# Vampire help!



## Lenore (Oct 18, 2009)

I had the same problem with my vampire costume too. Now I have decided to go as a gothic vampire - I have a pencil skirt, corset and a blouse (all black). Also some lace gloves and high heels. So it has some 40's influence, not really modern. I also have a cool coat, this one. (not purchased for Halloween but for everyday use). Very light blue/grey UV-contacts, fangs and a touch of dripping blood from my mouth help also. 

But that's not really modern so doesn't help you, but how about leather, pvc etc? I was going to be more modern too at first, so I thought of skinny leather pants and a corset or modern corset-like belt (mainly cause I have those in my wardrobe already). Maybe leather with a touch of lace for the little renaissance look? I think this is really cool, too http://www.buycostumes.com/Burlesque-Victorian-Vampiress-Adult-Costume/32600/ProductDetail.aspx, but it's not really modern... Just kewl.

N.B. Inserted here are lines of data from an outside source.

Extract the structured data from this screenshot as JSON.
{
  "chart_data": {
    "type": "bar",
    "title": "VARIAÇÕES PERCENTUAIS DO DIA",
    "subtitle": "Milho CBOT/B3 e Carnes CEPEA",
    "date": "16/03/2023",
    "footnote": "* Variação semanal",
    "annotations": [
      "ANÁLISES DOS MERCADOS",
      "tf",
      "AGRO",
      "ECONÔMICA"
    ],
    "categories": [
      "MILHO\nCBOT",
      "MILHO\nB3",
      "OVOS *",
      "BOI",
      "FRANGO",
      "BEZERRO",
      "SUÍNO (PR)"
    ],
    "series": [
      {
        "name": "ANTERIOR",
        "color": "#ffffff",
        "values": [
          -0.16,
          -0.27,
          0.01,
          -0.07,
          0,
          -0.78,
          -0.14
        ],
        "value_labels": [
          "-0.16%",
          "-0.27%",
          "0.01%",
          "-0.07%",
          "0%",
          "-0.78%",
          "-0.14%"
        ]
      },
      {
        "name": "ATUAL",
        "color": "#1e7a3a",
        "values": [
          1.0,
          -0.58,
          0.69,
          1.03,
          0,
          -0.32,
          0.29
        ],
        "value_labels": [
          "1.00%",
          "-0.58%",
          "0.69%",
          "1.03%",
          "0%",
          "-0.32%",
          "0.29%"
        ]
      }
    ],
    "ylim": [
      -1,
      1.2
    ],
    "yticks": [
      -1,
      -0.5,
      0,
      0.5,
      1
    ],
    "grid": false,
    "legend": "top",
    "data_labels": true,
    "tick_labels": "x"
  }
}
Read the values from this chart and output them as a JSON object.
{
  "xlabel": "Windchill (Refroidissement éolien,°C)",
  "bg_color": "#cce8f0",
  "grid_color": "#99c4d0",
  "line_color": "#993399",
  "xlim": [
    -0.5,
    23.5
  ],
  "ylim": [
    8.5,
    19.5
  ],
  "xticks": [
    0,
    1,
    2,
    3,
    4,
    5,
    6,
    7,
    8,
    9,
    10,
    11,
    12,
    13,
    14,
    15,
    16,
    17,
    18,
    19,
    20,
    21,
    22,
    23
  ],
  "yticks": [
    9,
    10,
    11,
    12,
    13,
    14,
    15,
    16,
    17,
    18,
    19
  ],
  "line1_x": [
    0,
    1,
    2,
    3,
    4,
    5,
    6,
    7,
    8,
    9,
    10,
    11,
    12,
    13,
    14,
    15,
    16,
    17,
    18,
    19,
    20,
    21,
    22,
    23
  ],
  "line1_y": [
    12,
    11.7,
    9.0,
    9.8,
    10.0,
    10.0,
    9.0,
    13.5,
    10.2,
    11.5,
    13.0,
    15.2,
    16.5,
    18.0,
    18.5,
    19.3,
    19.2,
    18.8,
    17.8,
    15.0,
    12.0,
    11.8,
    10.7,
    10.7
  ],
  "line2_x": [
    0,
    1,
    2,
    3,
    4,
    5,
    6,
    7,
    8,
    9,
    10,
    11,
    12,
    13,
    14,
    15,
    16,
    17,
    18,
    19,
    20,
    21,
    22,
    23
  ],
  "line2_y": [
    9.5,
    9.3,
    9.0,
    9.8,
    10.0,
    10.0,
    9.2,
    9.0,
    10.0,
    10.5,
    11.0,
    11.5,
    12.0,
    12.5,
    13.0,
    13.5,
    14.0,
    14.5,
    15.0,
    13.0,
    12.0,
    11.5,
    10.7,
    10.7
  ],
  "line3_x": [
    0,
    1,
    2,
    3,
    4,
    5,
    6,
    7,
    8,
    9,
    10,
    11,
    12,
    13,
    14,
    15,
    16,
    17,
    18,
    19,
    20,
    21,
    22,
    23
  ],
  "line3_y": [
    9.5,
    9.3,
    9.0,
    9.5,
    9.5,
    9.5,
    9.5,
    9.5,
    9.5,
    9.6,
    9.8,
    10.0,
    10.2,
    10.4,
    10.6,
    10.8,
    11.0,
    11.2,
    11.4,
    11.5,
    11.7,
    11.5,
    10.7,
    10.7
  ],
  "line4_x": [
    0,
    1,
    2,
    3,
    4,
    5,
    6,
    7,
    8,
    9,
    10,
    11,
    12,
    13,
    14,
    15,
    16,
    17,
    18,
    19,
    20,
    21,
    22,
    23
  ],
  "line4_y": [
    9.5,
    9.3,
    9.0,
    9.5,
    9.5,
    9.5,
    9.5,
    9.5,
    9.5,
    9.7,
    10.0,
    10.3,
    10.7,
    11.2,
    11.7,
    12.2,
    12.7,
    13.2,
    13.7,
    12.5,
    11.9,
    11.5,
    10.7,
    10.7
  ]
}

Can't really give you more advice as I was having that problem too and in the end decided not to be modern. But if I did, I maybe would go with leather or leather-like materials and lace gloves maybe?


----------



## Junit (Sep 1, 2008)

What about an economic sucking vampire in a business suit? You could use one of the old victorian-ish high collar buttoned all the way up shirts under the jacket, covered in blood. And the ruffled lacey cuffs. For more modern I would try to make the costume blend in, but then just have subtle things like contacts, fangs, nails etc. But that's just me


----------



## LadySherry (Oct 4, 2011)

I ruffled shirt is a must. I used a white ruffled at neck and wrists and black rider pants which I tucked into some plain black knee high boots, added a large ring and a vampire necklace with hair pulled back into a loose pony tail.


----------



## PoisonApple (May 21, 2010)

Lenore, that coat is BEAUTIFUL! I wish I had one! Thanks for the ideas, I'm still not sure what to do, but those are helpful suggestions. Also, does anyone have any ideas on how to make myself paler? I don't want to use grease paint, I was hoping for a powder of some kind. I wanted to get the Manic Panic Virgin pressed powder, but can't find it anywhere. Do you know of any other white face powder, or one I could maybe make myself?


----------



## Instant Monsters (Jun 15, 2011)

If you're looking for makeup, check out our Vampyre prosthetic.









You can use regular theatrical cream makeups to make yourself paler, you don't need anything as intense as greasepaint. Add a drop or two of castor oil if you use it on rubber prosthetics.

As for powders, baby powder is about as white as you can get


----------